¶ … Hollow Men
According to C.K Stead, "Hollow Men" was the result of several attempts made by T.S. Eliot to combine different sections, each of which were initially published in different magazines. There is thus little or no uniformity between the various sections and there may not be a similar theme running through all of them. This lack of uniformity, Stead suggests, emphasizes "how inappropriate any analysis is which treats it as an intellectual scheme'. 20 There are images that may help us connect one section to another, still to look for a uniform symbolic terrain may prove to be an exercise in futility.
This haunting poem has interesting epigraphs which suggest that these sections deal with soulless men. For example ' Mistah Kurtz, he dead' instantly connects the poem with Joseph Conrad's Heart of Darkness where Kurtz represented everything that this poem wants to deal with such as rejection of good, failure of soul, guilt and despair etc. The opening section of the poem has rhythm that creates a tone of self-pity and connects it with Church images:
Shape without form, shade without colour,
Paralvsed force, gesture without motion
We get the feeling that this poem is an extension of T.S Eliot's The Waste Land. Here shape without form suggests bad art and shade without color indicates the darkness that resides within. The longer lines add more energy to the sections. They evoke failure of the spirit through speed and intense imagery. In the second section, we see the fear of meeting 'eyes'- eyes that the protagonist dare not meet. 'The eyes which I dare not meet in dreams do not appear in death's dream kingdom'. These eyes are the eyes of the soul- of conscience. These eyes the hollow men cannot meet for they remind him of the good that he has rejected and the truth that he abandoned. Death would here mean, release from the piercing gaze of these eyes.

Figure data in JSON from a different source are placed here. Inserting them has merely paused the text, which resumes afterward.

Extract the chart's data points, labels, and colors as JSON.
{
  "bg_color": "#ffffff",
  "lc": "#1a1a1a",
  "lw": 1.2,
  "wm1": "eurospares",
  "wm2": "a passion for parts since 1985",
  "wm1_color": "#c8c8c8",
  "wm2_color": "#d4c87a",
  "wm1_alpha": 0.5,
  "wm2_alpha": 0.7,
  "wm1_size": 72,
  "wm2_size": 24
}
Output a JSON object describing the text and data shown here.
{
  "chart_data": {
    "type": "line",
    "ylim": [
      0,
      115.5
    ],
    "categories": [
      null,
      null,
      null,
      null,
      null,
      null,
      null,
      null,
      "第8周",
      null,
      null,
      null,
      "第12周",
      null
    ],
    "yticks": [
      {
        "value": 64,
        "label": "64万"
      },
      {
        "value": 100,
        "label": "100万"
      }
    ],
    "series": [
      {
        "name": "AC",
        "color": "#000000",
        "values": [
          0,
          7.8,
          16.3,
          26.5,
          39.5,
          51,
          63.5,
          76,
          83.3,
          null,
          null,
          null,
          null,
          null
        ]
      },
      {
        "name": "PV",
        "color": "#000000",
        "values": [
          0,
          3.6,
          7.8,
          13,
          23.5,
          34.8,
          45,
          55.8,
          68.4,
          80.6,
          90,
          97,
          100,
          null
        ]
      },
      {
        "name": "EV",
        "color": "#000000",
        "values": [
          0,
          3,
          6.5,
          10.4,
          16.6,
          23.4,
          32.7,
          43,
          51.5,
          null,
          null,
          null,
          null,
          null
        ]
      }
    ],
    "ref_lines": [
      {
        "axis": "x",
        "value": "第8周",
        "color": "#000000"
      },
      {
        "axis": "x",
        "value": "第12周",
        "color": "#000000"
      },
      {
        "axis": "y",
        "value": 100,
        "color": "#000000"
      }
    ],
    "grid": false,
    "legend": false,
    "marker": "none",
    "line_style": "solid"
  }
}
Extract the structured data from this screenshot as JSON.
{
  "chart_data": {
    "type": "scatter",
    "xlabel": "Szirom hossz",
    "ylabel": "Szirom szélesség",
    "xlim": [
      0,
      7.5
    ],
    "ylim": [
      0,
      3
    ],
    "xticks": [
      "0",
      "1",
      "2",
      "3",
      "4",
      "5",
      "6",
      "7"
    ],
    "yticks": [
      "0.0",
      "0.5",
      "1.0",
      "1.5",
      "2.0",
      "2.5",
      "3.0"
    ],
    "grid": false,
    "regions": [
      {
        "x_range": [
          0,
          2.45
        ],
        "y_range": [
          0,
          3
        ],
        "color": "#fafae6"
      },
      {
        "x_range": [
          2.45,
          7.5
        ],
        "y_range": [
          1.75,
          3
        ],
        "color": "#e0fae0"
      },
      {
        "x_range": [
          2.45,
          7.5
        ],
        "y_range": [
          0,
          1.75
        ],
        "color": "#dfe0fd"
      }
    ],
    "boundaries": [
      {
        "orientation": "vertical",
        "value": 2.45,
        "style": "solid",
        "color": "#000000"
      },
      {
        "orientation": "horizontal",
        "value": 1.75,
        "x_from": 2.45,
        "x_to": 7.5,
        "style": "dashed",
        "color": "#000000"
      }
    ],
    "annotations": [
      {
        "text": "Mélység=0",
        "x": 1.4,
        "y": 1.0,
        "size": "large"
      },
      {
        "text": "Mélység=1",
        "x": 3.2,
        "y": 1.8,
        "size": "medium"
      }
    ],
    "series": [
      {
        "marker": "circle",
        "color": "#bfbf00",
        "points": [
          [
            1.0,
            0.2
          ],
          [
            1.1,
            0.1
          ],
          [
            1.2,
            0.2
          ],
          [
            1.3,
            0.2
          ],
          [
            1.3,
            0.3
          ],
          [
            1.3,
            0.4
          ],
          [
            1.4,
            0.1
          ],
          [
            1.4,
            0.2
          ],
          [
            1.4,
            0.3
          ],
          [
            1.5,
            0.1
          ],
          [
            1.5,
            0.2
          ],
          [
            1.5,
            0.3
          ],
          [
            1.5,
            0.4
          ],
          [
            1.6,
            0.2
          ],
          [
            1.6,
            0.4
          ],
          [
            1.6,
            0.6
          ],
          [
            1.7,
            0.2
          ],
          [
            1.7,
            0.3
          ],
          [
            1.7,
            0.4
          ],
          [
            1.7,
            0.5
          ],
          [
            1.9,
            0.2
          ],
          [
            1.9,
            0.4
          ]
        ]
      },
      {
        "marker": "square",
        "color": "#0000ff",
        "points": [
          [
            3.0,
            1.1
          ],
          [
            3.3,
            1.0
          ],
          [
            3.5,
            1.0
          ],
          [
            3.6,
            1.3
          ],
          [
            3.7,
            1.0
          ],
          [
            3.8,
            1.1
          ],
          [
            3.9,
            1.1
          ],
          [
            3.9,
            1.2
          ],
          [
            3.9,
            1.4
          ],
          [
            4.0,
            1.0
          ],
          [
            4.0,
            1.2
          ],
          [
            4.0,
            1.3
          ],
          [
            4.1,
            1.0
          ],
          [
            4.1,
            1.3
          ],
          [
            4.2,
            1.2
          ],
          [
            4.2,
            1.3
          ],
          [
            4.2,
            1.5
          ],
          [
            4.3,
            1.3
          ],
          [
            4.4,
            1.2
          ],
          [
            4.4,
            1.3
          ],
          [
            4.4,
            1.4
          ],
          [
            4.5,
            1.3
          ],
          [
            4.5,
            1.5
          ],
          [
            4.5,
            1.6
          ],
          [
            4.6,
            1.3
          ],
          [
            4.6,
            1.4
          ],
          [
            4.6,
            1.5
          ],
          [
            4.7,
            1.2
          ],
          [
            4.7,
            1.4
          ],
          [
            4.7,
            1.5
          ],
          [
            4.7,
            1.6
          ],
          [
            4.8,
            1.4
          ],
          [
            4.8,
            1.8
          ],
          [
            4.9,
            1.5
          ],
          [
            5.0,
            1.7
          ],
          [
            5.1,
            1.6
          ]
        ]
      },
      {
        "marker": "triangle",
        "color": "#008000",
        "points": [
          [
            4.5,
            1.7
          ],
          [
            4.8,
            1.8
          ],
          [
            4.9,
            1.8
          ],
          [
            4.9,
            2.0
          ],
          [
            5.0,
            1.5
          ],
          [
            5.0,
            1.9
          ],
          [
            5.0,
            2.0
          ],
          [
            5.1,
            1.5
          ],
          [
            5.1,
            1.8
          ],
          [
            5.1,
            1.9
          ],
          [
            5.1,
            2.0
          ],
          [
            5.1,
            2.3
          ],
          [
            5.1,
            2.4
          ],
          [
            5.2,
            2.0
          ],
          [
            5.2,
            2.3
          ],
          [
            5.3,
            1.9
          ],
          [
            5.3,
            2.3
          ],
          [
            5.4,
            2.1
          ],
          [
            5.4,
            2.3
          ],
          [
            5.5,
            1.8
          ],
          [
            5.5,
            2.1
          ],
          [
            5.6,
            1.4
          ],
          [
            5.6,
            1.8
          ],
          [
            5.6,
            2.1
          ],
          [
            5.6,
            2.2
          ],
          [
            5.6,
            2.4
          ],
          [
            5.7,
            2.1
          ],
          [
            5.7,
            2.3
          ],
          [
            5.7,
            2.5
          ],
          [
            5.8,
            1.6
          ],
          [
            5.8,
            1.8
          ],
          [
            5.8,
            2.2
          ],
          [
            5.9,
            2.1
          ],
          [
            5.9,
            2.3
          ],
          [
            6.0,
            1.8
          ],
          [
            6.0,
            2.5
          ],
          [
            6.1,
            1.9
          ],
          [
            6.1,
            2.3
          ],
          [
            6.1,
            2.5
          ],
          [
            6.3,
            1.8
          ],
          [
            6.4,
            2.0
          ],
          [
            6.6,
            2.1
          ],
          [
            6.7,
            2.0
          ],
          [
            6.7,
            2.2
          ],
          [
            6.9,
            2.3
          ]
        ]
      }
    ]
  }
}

As we sort out the syntax, we see how the poet has stressed the central feeling of fear in the section. 'Let me be no nearer...' suggests an intense fear of meeting the conscience in the twilight zone. 'Eyes' here represent the other person- someone the hollow man fears. The third section is far more explicit in meaning and develops a close connection with The Waste Land. We see the stone images raised again to indicate soulless worshipping. It is used to highlight the impurity and insincerity of worshippers:
At the hour when we are Trembling with tenderness
Lips that would kiss
Form prayers to broken stone.
The fourth section is actually that twilight zone that hollow men dreaded. The fear of meeting the eyes had already been overcome. It is their absence which is disturbing now:
As the perpetual star
Multifoliate rose
Of death's twilight kingdom
The absence of eyes in the 'twilight kingdom' suggests that this part if yet another version of the world. Here reappearance of eyes would mean rekindling of spirit and rebirth of soul and conscience. The return of eyes is now a hope- 'the hope only'. The syntax is deliberately ambiguous- 'This broken jaw of our lost kingdoms' evokes a powerful and mysterious image of things in the twilight kingdom. The last section deals with another kind of fear and frustration. Here the 'shadow' represents the life in limbo, when the world comes to a standstill. It represents that place between idea and fruition, between thought and materialization, between hope and creation. That's when life appears to be in limo as if it has come to a standstill but that is not actually so. This is the period when things are taking shape subtly however since nothing is apparent, it is a dreadful period.